Mengingat bahwa BEM SI merupakan aliansi, status keanggotaan pada BEM SI sendiri tidak jauh berbeda dengan Kongres KM ITB. Ada pun kewajiban dari koordinator pusat BEM SI, dilansir dari SOP BEM SI, antara lain memastikan koordinator wilayah dan koordinator isu untuk bekerja dengan harmonis, memastikan sumber daya pada setiap ekskalasi isu, dan meneruskan isu satu wilayah ke wilayah lainnya. Kemudian, koordinator pusat juga memiliki hak untuk mengikuti negosiasi dengan pihak eksternal yang diselenggarakan pengurus inti, memimpin isu, dan menjadi muka dari BEM SI pada saat liputan media maupun negosiasi dengan lembaga terkait seperti pemerintah.

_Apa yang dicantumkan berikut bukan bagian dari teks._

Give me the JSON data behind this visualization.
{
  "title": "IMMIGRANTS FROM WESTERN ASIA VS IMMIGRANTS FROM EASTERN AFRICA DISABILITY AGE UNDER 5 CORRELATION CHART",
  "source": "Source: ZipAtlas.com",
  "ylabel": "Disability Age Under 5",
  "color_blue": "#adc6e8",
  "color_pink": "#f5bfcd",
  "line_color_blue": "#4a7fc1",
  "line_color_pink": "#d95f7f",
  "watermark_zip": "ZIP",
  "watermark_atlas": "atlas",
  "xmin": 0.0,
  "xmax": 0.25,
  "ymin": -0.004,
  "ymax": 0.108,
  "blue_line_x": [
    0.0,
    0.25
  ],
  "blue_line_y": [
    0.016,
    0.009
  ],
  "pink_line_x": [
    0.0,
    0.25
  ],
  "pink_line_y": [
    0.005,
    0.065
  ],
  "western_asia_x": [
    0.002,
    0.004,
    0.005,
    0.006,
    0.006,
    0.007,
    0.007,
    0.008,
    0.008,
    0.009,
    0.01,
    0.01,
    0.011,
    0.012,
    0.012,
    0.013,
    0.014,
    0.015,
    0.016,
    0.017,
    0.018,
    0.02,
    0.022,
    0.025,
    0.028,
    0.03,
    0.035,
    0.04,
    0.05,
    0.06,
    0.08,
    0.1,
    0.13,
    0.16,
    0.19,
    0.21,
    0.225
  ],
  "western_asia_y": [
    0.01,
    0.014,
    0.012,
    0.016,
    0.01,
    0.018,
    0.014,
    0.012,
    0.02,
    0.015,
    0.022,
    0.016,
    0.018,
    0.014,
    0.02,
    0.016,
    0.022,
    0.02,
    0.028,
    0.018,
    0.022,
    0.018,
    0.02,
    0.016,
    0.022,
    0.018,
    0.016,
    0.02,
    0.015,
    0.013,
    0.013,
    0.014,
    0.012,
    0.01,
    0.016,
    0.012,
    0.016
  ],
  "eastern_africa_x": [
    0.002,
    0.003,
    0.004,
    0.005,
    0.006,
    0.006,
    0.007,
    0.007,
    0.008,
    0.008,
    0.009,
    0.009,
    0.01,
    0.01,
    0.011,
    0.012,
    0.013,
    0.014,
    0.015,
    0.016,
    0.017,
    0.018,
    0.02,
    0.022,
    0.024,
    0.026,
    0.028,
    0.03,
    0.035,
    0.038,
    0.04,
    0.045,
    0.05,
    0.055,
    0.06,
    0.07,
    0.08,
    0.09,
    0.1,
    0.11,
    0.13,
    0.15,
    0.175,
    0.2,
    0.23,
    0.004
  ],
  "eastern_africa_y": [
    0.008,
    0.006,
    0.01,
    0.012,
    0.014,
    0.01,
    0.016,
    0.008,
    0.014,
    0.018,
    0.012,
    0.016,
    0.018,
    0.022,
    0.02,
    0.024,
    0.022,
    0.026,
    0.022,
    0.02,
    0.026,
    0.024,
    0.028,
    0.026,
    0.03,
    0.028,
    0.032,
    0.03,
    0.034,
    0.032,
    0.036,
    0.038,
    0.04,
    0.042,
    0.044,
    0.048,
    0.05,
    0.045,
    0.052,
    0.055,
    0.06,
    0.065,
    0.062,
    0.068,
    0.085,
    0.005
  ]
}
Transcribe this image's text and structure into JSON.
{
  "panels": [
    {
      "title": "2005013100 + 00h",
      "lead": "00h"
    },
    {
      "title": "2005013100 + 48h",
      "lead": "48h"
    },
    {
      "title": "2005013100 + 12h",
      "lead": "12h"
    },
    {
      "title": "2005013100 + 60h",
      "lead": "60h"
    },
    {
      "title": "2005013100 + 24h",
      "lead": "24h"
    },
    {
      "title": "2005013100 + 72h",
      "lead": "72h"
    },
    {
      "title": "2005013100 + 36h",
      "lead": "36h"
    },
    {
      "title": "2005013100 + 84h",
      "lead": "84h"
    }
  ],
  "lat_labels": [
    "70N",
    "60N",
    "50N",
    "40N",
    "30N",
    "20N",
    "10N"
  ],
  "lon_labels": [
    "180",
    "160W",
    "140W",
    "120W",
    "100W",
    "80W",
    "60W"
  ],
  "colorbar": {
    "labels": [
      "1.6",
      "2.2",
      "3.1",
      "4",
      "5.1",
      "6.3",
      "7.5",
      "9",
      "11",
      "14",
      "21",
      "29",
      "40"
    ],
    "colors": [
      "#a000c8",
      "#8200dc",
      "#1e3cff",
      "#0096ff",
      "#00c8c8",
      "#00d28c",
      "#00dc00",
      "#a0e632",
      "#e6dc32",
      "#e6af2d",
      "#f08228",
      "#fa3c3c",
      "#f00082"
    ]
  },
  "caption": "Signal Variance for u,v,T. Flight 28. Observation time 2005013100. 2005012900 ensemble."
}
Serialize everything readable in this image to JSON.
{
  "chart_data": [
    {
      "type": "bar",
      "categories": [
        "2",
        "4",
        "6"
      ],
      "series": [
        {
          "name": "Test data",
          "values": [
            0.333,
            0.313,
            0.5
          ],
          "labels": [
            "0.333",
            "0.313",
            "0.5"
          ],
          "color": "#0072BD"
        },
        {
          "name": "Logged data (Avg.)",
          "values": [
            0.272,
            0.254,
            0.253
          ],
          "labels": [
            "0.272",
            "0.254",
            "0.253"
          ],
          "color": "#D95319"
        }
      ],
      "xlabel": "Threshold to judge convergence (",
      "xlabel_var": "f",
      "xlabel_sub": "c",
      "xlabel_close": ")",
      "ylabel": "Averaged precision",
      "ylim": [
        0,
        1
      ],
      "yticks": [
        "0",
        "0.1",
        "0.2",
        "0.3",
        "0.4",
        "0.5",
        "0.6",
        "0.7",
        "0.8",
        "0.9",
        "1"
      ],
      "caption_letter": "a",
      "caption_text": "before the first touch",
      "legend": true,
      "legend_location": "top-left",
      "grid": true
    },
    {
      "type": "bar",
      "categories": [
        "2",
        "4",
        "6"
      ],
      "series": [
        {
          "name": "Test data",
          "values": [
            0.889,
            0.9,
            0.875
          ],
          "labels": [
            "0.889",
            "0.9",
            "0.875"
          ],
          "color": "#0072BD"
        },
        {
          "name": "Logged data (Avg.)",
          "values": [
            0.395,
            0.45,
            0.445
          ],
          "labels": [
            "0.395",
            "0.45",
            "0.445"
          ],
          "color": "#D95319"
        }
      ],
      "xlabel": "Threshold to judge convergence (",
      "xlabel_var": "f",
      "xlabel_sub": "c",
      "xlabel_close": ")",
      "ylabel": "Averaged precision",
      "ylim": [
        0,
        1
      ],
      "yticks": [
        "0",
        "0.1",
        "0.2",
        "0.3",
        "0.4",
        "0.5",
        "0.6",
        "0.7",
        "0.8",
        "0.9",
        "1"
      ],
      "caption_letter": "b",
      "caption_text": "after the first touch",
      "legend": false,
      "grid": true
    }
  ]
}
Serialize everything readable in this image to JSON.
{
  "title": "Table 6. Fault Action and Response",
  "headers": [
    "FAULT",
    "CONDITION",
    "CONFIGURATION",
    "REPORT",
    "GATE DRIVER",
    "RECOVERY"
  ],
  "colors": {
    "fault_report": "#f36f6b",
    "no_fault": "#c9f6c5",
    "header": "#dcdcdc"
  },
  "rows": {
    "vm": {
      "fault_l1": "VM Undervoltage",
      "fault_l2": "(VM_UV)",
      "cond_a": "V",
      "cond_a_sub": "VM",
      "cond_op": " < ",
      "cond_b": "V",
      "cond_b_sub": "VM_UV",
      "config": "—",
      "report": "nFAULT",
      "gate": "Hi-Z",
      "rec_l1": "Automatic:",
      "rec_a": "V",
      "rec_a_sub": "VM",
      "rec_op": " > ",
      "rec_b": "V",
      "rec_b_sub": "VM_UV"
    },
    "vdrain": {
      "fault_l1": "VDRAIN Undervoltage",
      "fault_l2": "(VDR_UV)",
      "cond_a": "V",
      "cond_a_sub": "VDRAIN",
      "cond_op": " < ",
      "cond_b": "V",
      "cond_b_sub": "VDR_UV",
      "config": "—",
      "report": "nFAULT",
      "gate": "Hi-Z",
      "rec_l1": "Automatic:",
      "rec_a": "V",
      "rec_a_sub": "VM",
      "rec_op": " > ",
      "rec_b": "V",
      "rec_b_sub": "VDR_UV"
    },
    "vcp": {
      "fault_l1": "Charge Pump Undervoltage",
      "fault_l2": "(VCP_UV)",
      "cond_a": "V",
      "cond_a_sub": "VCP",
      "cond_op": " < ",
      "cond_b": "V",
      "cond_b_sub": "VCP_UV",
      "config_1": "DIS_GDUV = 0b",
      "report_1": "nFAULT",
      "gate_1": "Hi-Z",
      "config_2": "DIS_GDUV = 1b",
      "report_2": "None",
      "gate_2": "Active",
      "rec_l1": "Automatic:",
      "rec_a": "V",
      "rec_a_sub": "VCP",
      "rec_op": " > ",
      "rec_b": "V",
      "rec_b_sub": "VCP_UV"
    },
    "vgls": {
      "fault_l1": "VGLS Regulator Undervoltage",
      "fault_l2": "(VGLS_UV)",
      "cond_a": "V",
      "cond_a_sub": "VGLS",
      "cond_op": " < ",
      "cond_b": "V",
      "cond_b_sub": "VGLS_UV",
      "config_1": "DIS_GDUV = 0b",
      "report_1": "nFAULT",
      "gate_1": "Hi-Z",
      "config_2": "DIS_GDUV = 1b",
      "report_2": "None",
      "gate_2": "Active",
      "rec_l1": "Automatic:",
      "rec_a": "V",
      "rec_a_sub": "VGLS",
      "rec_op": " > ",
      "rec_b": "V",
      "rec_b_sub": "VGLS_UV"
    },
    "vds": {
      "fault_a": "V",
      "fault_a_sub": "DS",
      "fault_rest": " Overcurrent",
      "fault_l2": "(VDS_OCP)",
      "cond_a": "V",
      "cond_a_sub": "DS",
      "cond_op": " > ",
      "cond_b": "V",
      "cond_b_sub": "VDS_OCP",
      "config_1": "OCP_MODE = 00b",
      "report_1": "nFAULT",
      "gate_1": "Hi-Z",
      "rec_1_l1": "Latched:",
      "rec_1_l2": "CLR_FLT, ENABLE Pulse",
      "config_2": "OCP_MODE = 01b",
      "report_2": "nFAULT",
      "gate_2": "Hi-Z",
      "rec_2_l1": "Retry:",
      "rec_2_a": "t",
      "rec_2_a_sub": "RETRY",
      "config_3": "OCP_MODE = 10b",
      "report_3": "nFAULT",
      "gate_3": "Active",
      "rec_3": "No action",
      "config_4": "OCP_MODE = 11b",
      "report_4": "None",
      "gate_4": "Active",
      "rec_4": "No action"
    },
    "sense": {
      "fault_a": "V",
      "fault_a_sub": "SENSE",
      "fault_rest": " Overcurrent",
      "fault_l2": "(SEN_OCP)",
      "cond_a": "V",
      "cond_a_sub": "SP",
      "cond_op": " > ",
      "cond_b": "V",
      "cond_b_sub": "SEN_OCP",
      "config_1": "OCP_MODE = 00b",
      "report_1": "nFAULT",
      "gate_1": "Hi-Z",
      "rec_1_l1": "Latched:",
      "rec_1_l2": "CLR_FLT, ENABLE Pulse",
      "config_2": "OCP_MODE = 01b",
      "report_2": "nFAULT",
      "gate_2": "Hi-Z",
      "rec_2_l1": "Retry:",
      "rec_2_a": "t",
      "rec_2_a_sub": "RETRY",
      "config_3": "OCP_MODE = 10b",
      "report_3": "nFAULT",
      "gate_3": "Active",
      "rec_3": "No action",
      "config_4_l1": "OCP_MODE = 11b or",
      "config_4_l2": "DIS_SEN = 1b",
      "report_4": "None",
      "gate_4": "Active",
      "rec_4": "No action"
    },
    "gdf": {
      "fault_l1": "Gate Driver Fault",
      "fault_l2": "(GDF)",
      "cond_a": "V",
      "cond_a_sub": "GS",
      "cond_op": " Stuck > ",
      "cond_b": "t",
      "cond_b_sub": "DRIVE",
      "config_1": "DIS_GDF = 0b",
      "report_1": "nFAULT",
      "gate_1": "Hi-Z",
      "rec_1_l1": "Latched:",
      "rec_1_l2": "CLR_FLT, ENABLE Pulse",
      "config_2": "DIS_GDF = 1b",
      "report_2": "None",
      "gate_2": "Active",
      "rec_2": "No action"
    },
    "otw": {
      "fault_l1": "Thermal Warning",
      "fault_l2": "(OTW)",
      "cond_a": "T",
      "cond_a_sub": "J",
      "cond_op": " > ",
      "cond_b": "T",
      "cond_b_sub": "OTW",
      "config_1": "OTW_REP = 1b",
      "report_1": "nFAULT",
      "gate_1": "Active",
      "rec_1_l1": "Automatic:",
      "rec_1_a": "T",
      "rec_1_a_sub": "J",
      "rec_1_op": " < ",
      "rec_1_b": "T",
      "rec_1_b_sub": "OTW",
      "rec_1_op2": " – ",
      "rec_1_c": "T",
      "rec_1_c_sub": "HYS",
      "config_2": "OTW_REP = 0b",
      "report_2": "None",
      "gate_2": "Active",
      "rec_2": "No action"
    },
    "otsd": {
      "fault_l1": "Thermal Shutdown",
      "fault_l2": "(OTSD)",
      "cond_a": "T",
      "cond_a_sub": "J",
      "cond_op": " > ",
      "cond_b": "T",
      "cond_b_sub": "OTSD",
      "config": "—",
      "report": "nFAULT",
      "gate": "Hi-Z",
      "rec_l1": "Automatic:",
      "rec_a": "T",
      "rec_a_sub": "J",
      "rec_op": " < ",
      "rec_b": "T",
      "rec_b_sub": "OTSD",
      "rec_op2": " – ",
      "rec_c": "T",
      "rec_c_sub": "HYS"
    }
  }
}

Maka setelah sejenak mundur ke belakang dengan membaca arti BEM SI dan Korpus BEM SI, mari berpikir lebih dalam dengan kebijaksanaan yang masih kita punya. Tulisan ini sejenak ada, sehingga mengenai kerennya atau keuntungan menjadi korpus, mari tidak membahasnya di tulisan satu ini. Kini, ketika KM ITB telah terlanjur mengambil beban koordinator pusat dan membuat segala pertanyaan dengan cepat meroket ke permukaan, apakah kita akan memutuskan jauh mundur ke belakang atau melangkah sedikit ke depan? Mengapa keributan ini, bahkan di tataran Kongres KM ITB, Ketua Himpunan, dan Kabinet KM ITB, baru terjadi setelah Musyawarah Nasional BEM SI yang ke-11 selesai? Akankah keputusan gaya tahu bulat ini akan mampu membuktikan kualitas KM ITB berikut BEM SI?